Indeed, allow_playback_repeats=True solves the issue. I guess we could just modify the error message to say that there is a matching request, but it has already been used and that this option should be provided to allow reusing it.

jriggins commented 2 years ago

👋🏾 I'm coming back to Pythonland after being out for a number of years and still trying to get my bearings. I also came across this with code very similar to the original poster's. I found this to actually work for me after modifying the response string. I have not looked into this enough to be able to tell you why though 😅 .

response['body']['string'] = bytes(json.dumps(json_body), 'utf8')
salomvary commented 1 year ago

Hey folks!

Found this issue after having spent half an hour trying to figure out the mysterious case with "no matchers failed". Turns out that indeed there was an unwanted repeat-request in my code.

Having a more helpful failure message would have saved me a bit of head-scratching.
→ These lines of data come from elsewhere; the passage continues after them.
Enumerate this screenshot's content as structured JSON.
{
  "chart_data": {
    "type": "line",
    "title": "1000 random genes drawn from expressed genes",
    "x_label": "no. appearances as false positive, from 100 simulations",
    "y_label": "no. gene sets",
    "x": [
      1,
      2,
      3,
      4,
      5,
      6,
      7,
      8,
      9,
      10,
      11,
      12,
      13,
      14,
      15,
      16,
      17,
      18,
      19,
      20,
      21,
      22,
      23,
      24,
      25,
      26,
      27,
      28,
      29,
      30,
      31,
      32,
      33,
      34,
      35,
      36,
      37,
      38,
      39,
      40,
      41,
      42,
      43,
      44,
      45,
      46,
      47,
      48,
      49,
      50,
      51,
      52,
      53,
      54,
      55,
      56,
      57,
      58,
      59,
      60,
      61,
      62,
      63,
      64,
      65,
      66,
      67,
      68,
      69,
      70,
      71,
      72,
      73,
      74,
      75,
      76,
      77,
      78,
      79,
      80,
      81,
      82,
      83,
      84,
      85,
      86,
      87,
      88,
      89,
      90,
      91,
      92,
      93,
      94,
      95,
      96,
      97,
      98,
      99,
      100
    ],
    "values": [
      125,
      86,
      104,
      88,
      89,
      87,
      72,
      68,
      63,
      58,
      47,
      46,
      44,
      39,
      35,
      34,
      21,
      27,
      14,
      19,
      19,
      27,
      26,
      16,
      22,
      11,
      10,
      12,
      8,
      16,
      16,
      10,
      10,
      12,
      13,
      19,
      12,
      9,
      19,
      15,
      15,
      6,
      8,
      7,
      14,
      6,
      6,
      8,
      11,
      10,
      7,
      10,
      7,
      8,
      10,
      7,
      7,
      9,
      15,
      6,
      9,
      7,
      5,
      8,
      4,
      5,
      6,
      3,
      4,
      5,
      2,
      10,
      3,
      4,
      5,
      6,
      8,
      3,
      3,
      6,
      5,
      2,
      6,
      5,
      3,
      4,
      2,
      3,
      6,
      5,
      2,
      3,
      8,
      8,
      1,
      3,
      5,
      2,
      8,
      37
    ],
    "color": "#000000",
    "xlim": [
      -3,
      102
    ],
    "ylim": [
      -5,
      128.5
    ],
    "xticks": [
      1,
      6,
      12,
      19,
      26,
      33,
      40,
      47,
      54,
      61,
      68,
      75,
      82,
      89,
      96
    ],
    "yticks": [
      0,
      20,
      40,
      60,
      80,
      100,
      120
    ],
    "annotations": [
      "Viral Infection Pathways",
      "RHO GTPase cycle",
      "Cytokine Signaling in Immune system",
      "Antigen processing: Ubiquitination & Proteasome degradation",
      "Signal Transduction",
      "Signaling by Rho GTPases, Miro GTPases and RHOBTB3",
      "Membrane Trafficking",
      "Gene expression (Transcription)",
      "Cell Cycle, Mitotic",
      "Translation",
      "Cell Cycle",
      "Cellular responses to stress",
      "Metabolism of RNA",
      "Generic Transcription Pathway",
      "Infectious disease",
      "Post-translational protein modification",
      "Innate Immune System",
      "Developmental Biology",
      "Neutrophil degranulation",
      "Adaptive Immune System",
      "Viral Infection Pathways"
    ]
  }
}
Would it make sense to change the message that prints out the fact that the request was repeated and even suggests turning on allow_playback_repeats?

dazza-codes commented 1 year ago

For pytest-vcr users, a conftest.py can contain some setup fixtures

The new_episodes record-mode solved this issue for me.

For example:

@pytest.fixture(scope="module")
def vcr_config():
    # For any live API requests, do not record the API-token
    # See https://vcrpy.readthedocs.io/en/latest/advanced.html
    return {
        "record_mode": "new_episodes",
        "filter_query_parameters": [("key", "APIKeyXXX")],
        "filter_headers": [("x-api-key", "X-API-KEY-XXX")]
    }

@pytest.fixture(scope='module')
def vcr(vcr):
    vcr.register_matcher('my_matcher', my_matcher)
    vcr.match_on = ['my_matcher']  # This can also go into vcr_config or marker kwargs
    return vcr
klarich commented 1 year ago

I am having the same issue and it seems to be intermittent. I have also tried setting allow_playback_repeats to true, which does not work for me, and setting RecordMode to NEW_EPISODES (which results in the test attempting to make the API call again, rather than using the cassette).
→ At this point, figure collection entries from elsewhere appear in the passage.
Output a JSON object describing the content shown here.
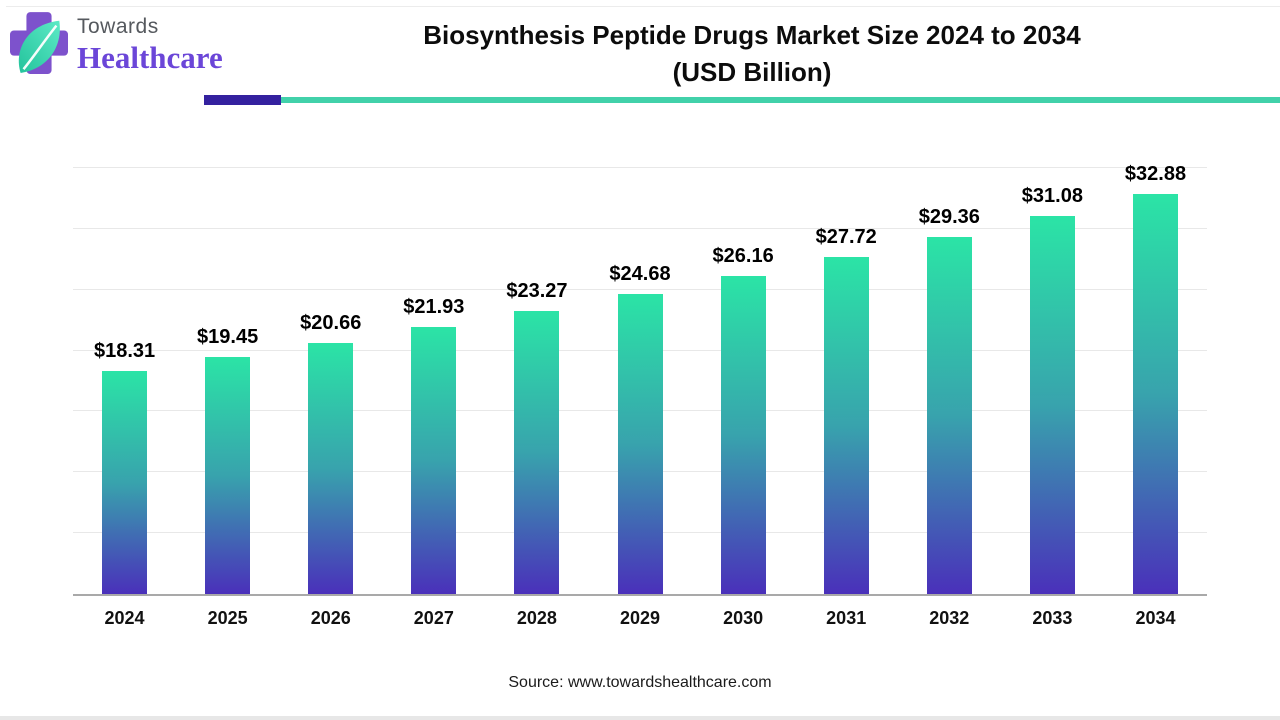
{
  "header": {
    "logo_line1": "Towards",
    "logo_line2": "Healthcare",
    "title_line1": "Biosynthesis Peptide Drugs Market Size 2024 to 2034",
    "title_line2": "(USD Billion)"
  },
  "chart_data": {
    "type": "bar",
    "title": "Biosynthesis Peptide Drugs Market Size 2024 to 2034 (USD Billion)",
    "categories": [
      "2024",
      "2025",
      "2026",
      "2027",
      "2028",
      "2029",
      "2030",
      "2031",
      "2032",
      "2033",
      "2034"
    ],
    "values": [
      18.31,
      19.45,
      20.66,
      21.93,
      23.27,
      24.68,
      26.16,
      27.72,
      29.36,
      31.08,
      32.88
    ],
    "labels": [
      "$18.31",
      "$19.45",
      "$20.66",
      "$21.93",
      "$23.27",
      "$24.68",
      "$26.16",
      "$27.72",
      "$29.36",
      "$31.08",
      "$32.88"
    ],
    "xlabel": "",
    "ylabel": "",
    "ylim": [
      0,
      35
    ],
    "gridline_step": 5,
    "grid": true,
    "legend": "none",
    "bar_gradient_top": "#2be4a6",
    "bar_gradient_bottom": "#4a30ba"
  },
  "footer": {
    "source": "Source: www.towardshealthcare.com"
  },
  "colors": {
    "divider_purple": "#34219f",
    "divider_teal": "#41d1aa",
    "logo_purple": "#6b46d8",
    "logo_gray": "#55595e",
    "cross_purple": "#7d52cc",
    "leaf_teal_light": "#5ceac6",
    "leaf_teal_dark": "#24c39c",
    "axis_line": "#a9a9a9",
    "gridline": "#e8e8e8",
    "label_text": "#000000"
  }
}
My workaround is to mock the API call that needs to be called twice in the test and was creating the issue.

prettyirrelevant commented 1 year ago

+1, I am having this issue as well, but I am using the pytest-vcr, I can't pass allow_playback_repeats through to vcrpy. Will watch this thread.
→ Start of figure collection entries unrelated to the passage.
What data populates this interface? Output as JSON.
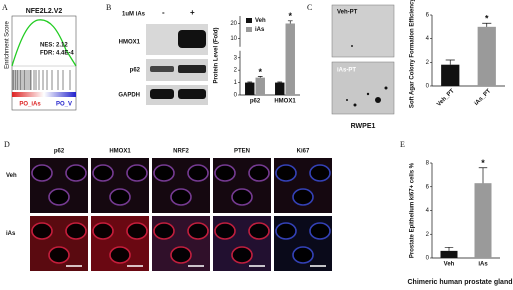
{
  "panel_labels": [
    "A",
    "B",
    "C",
    "D",
    "E"
  ],
  "panel_a": {
    "title": "NFE2L2.V2",
    "ylabel": "Enrichment Score",
    "nes": "NES: 2.12",
    "fdr": "FDR: 4.4E-4",
    "left_label": "PO_iAs",
    "right_label": "PO_V"
  },
  "panel_b": {
    "treatment": "1uM iAs",
    "minus": "-",
    "plus": "+",
    "proteins": [
      "HMOX1",
      "p62",
      "GAPDH"
    ]
  },
  "panel_c": {
    "images": [
      "Veh-PT",
      "iAs-PT"
    ],
    "caption": "RWPE1"
  },
  "panel_d": {
    "columns": [
      "p62",
      "HMOX1",
      "NRF2",
      "PTEN",
      "Ki67"
    ],
    "rows": [
      "Veh",
      "iAs"
    ]
  },
  "chart_data": [
    {
      "type": "bar",
      "ylabel": "Protein Level (Fold)",
      "categories": [
        "p62",
        "HMOX1"
      ],
      "series": [
        {
          "name": "Veh",
          "color": "#111111",
          "values": [
            1,
            1
          ],
          "errors": [
            0.05,
            0.05
          ]
        },
        {
          "name": "iAs",
          "color": "#9a9a9a",
          "values": [
            1.4,
            20
          ],
          "errors": [
            0.1,
            1.8
          ],
          "annotations": [
            "*",
            "*"
          ]
        }
      ],
      "ylim": [
        0,
        25
      ],
      "ybreak": [
        3.5,
        5
      ],
      "yticks": [
        0,
        1,
        2,
        3,
        10,
        20
      ],
      "legend": "top-left"
    },
    {
      "type": "bar",
      "ylabel": "Soft Agar Colony Formation Efficiency%",
      "categories": [
        "Veh_PT",
        "iAs_PT"
      ],
      "values": [
        1.8,
        5.0
      ],
      "errors": [
        0.4,
        0.3
      ],
      "annotations": [
        null,
        "*"
      ],
      "colors": [
        "#111111",
        "#9a9a9a"
      ],
      "ylim": [
        0,
        6
      ],
      "yticks": [
        0,
        2,
        4,
        6
      ],
      "xtick_rotation": -45
    },
    {
      "type": "bar",
      "ylabel": "Prostate Epithelium ki67+ cells %",
      "xlabel": "Chimeric human prostate gland",
      "categories": [
        "Veh",
        "iAs"
      ],
      "values": [
        0.6,
        6.3
      ],
      "errors": [
        0.3,
        1.3
      ],
      "annotations": [
        null,
        "*"
      ],
      "colors": [
        "#111111",
        "#9a9a9a"
      ],
      "ylim": [
        0,
        8
      ],
      "yticks": [
        0,
        2,
        4,
        6,
        8
      ]
    }
  ]
}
Might not be helpful to you anymore but using pytest-vcr, you can pass allow_playback_repeats like this

@pytest.mark.vcr(allow_playback_repeats=True)
def test_func() -> None:
    ...
paolorechia commented 7 months ago

For pytest-vcr users, a conftest.py can contain some setup fixtures

* https://pytest-vcr.readthedocs.io/en/latest/configuration/

The new_episodes record-mode solved this issue for me.

For example:

@pytest.fixture(scope="module")
def vcr_config():
    # For any live API requests, do not record the API-token
    # See https://vcrpy.readthedocs.io/en/latest/advanced.html
    return {
        "record_mode": "new_episodes",
        "filter_query_parameters": [("key", "APIKeyXXX")],
        "filter_headers": [("x-api-key", "X-API-KEY-XXX")]
    }

@pytest.fixture(scope='module')
def vcr(vcr):
    vcr.register_matcher('my_matcher', my_matcher)
    vcr.match_on = ['my_matcher']  # This can also go into vcr_config or marker kwargs
    return vcr

Thanks for sharing, this worked for me. EDIT: I spoke too soon. This causes the API to be fired again, as noted by @klarich. The suggestion from @prettyirrelevant sadly made no difference for me.